The president also recognizes that the Pakistani Taliban and Hakimullah are more than America's match in the intelligence war on terror. While US undercover services can keep track of Taliban forces in Afghanistan, they know nothing about the scale of TTP infiltration in the United States.
DEBKA-Net-Weekly's intelligence sources report that the May 1 near-disaster on Times Square found US undercover agencies more or less on top of the tasks of weeding out lone wolf terrorists trying to enter the United States. But they have never been programmed to contend with an encroaching terrorist organization, one that is backed from afar by an irregular army organization with a logistics system based in two war-torn countries, i.e. Afghanistan and Pakistan.
On Monday, April 26, five days before the sputtering car bomb turned up in Manhattan, Central Intelligence Director Leon Panetta announced his organization would be spending many millions of dollars in the coming five years to improve intelligence-gathering, upgrade technologies and bring analysts closer to spies in the field. The plan renewed the agency's year-old goal to increase the number of analysts and overseas operatives fluent in another language – the lack of which impaired the performance of military and civilian intelligence officers in the Afghanistan and Iraq arenas.
However, this plan had to be shredded before it left Panetta's desk.
The CIA is rushed off its feet, with little time to spare for recruiting all these case officers. It has its hands full with the war against Taliban and the attempts of the Tehreek-e-Taliban Pakistan to spirit terrorists into the United States. Panetta will have to spread thin the inadequate pools of professional operatives working in the Afghanistan, Pakistani and Iraqi war arenas; one part must be diverted to surveillance of international transport routes to and from the United States from the Middle East, Europe and Asia; another used as back-up for extended FBI monitoring of ex-Pakistani communities in America.
Painful adjustments for Obama and the CIA
To perform these tasks effectively, the US intelligence community must radically rethink its evaluation of the Taliban and its global capabilities, acknowledging that its refusal to recognize these capabilities came close to letting Times Square bomber Faisal Shahzad escape. He was pulled off a jet bound for Dubai in the nick of time, only because some members of that community were not blinded by the ruling misconception.
His new homeland war-front also obliges President Obama to review his policy toward Islamabad.

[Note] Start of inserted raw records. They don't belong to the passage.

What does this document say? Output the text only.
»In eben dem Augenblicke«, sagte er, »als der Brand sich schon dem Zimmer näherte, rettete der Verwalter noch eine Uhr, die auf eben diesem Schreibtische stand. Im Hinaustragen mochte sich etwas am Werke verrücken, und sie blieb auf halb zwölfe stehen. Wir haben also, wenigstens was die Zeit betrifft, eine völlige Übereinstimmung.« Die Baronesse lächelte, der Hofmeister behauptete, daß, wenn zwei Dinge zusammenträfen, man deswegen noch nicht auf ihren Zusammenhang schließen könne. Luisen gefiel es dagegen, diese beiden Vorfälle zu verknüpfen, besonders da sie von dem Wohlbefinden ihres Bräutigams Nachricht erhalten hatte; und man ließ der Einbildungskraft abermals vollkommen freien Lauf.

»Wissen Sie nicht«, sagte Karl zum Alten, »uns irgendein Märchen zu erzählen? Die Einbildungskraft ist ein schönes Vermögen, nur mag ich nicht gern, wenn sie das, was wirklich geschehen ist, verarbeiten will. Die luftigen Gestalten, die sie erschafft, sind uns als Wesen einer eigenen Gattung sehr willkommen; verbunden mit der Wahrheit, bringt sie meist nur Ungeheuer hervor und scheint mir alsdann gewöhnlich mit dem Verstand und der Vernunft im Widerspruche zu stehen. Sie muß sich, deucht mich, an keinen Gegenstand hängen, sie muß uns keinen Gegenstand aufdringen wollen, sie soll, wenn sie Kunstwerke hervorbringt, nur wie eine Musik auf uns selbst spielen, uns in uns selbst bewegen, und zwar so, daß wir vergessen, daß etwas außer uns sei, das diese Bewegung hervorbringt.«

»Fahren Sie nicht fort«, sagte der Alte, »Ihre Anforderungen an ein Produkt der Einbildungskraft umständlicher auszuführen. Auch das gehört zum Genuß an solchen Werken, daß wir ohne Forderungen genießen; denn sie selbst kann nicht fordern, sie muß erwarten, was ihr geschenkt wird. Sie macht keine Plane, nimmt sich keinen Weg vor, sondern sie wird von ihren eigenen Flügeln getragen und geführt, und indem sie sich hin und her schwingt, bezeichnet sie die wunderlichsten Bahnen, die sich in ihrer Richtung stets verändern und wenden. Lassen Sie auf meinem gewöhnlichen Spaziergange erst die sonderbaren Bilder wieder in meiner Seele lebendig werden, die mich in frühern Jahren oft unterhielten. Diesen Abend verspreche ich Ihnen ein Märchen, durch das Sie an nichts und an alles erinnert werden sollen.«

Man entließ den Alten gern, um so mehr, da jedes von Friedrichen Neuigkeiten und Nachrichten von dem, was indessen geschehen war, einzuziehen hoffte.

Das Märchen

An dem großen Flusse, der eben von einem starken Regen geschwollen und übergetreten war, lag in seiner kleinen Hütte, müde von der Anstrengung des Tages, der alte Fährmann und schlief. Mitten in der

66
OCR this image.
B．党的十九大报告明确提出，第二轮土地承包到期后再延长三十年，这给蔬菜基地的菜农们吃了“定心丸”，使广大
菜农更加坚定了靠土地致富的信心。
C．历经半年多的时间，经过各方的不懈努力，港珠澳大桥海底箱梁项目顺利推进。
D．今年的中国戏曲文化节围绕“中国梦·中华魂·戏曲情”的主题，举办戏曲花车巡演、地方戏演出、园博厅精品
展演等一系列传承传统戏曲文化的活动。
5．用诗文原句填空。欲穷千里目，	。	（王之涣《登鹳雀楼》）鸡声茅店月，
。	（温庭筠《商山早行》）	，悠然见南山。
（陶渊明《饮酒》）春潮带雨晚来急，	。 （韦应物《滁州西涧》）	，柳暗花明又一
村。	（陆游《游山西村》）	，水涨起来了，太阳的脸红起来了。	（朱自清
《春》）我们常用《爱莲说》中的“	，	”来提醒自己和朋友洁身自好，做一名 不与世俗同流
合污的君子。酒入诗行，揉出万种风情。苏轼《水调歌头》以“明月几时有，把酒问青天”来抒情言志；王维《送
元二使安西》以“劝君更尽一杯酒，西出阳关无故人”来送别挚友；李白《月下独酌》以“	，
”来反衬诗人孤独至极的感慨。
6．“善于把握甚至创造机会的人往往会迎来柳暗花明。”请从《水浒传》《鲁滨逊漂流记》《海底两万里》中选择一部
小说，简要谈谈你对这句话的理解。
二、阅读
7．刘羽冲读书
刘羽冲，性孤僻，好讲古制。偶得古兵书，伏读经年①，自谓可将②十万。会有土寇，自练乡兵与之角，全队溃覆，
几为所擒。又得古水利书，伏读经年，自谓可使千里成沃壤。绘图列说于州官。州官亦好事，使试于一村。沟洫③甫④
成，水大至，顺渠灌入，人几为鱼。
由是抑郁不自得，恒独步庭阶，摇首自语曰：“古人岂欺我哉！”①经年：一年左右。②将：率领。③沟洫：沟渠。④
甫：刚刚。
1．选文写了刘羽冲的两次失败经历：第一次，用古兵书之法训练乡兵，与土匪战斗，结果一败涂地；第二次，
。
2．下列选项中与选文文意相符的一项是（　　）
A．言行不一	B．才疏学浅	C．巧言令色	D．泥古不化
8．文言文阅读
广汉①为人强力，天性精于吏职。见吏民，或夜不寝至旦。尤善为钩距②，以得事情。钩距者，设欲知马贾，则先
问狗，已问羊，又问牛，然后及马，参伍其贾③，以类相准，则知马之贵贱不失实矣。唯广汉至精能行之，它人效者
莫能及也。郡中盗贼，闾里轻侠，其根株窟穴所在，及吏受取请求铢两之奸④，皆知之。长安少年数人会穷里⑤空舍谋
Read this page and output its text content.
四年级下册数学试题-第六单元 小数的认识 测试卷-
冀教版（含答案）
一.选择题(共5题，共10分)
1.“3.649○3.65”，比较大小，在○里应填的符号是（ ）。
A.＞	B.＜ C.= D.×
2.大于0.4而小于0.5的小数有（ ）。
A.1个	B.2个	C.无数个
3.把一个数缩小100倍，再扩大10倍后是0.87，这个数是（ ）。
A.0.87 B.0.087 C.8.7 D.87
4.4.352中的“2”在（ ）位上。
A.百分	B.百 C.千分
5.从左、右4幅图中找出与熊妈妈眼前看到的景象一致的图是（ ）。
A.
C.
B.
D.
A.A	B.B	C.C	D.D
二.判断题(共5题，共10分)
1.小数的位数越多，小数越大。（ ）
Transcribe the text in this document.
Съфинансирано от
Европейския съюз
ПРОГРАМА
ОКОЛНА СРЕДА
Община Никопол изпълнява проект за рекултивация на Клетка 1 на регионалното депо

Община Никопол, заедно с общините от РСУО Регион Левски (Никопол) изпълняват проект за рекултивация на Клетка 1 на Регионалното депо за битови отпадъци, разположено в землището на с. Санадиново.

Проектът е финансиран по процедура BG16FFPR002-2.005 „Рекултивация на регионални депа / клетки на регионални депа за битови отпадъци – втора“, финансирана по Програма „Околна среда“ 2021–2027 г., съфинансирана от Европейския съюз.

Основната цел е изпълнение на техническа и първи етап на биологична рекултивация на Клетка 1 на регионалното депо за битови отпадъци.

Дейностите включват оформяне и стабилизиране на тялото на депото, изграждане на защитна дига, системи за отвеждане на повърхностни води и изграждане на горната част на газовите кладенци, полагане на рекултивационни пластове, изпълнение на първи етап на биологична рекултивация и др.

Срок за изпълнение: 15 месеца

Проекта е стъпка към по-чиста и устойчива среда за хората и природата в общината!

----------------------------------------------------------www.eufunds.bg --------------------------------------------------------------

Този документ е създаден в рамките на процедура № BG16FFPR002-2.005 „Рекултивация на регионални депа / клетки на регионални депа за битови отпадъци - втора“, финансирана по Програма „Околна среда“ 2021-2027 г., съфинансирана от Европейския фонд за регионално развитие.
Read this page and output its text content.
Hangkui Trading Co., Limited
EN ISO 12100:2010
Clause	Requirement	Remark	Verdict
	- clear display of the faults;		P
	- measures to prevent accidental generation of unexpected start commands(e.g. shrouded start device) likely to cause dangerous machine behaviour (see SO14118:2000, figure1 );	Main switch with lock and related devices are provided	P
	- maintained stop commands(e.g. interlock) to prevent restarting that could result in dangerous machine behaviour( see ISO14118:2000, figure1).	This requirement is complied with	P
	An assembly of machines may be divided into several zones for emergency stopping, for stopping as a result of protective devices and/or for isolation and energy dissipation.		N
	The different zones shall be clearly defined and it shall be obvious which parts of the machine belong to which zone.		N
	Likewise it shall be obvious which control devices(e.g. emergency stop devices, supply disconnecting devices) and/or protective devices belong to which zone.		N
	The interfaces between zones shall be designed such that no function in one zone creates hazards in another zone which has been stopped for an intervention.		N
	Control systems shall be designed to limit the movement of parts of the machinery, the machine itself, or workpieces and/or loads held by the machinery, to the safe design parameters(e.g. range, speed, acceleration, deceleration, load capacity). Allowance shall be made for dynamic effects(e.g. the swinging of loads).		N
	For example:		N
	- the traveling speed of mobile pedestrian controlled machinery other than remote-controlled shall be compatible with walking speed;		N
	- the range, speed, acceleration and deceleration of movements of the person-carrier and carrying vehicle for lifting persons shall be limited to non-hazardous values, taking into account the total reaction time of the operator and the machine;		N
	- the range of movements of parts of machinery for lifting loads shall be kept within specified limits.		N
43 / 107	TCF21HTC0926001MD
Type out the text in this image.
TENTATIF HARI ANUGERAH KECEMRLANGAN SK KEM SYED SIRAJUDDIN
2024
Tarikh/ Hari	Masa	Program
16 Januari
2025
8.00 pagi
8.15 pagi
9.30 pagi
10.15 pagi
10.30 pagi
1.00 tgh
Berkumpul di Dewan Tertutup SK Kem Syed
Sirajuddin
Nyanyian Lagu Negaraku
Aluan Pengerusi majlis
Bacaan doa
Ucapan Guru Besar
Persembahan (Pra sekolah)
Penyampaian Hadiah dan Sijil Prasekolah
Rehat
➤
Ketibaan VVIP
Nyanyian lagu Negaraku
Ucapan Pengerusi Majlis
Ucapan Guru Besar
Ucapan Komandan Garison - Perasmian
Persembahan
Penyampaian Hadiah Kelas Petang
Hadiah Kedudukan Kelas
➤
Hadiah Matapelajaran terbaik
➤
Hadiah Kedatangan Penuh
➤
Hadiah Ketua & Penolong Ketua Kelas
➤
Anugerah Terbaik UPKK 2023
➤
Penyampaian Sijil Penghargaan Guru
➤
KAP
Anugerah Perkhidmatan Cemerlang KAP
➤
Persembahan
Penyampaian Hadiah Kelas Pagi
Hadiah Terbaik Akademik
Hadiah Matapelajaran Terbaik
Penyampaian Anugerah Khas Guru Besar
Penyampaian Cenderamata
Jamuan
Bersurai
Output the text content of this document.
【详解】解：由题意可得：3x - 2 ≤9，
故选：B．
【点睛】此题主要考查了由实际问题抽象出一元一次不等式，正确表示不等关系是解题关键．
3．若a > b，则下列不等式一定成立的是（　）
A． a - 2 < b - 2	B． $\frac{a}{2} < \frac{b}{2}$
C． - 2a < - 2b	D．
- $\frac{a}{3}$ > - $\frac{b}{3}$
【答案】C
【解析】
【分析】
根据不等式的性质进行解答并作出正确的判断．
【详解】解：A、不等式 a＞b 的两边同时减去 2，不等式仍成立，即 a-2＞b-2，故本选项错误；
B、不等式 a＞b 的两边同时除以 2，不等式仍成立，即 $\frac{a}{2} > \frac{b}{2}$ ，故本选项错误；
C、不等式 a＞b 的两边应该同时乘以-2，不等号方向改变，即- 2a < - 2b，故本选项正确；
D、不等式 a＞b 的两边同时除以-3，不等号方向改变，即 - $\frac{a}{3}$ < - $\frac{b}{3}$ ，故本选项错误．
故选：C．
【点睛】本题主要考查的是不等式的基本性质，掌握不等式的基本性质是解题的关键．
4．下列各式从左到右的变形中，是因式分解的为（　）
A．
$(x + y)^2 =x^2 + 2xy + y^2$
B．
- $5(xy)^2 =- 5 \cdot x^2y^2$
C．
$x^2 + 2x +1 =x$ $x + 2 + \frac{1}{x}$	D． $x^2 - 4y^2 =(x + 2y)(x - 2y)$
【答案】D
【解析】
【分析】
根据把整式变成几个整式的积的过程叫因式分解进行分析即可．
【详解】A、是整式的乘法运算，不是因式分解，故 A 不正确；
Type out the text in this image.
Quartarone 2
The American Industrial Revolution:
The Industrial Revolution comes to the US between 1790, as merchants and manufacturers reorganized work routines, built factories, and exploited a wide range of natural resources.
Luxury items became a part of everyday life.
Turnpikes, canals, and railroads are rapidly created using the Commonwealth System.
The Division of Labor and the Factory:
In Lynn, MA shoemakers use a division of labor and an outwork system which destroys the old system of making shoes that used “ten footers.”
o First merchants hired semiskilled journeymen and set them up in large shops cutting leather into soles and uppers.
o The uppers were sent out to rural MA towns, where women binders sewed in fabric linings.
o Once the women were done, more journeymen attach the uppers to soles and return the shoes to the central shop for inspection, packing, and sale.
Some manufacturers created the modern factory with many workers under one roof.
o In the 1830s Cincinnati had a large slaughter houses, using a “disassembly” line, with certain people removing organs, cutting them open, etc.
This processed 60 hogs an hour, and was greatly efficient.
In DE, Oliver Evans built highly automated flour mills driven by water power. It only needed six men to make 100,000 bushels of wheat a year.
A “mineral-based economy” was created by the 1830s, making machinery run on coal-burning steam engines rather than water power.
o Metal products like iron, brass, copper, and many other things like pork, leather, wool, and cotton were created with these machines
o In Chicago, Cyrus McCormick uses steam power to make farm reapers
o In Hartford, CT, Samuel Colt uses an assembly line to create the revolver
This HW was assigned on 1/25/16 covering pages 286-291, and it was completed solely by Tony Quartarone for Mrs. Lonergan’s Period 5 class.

If until now, US-Pakistani cooperation in military and intelligence matters was, at best, limited and shot through with mistrust – particularly on the part of the Pakistani Inter-Services Intelligence agency, the ISI – Washington must now ask itself how much genuine cooperation can be expected from Islamabad in a showdown with Pakistani Taliban elements plotting terrorist attacks in America.
Outwardly, the Pakistanis are falling over themselves to help in the American investigation. But when it comes to the crunch, the US may find closed doors in Islamabad, as Britain did after British Muslims of Pakistani descent plotted a string of terrorist attacks in London and Glasgow. It was then that the UK government found practical Pakistani cooperation dwindling sharply, with no chance of permission for British agents to infiltrate Taliban strongholds.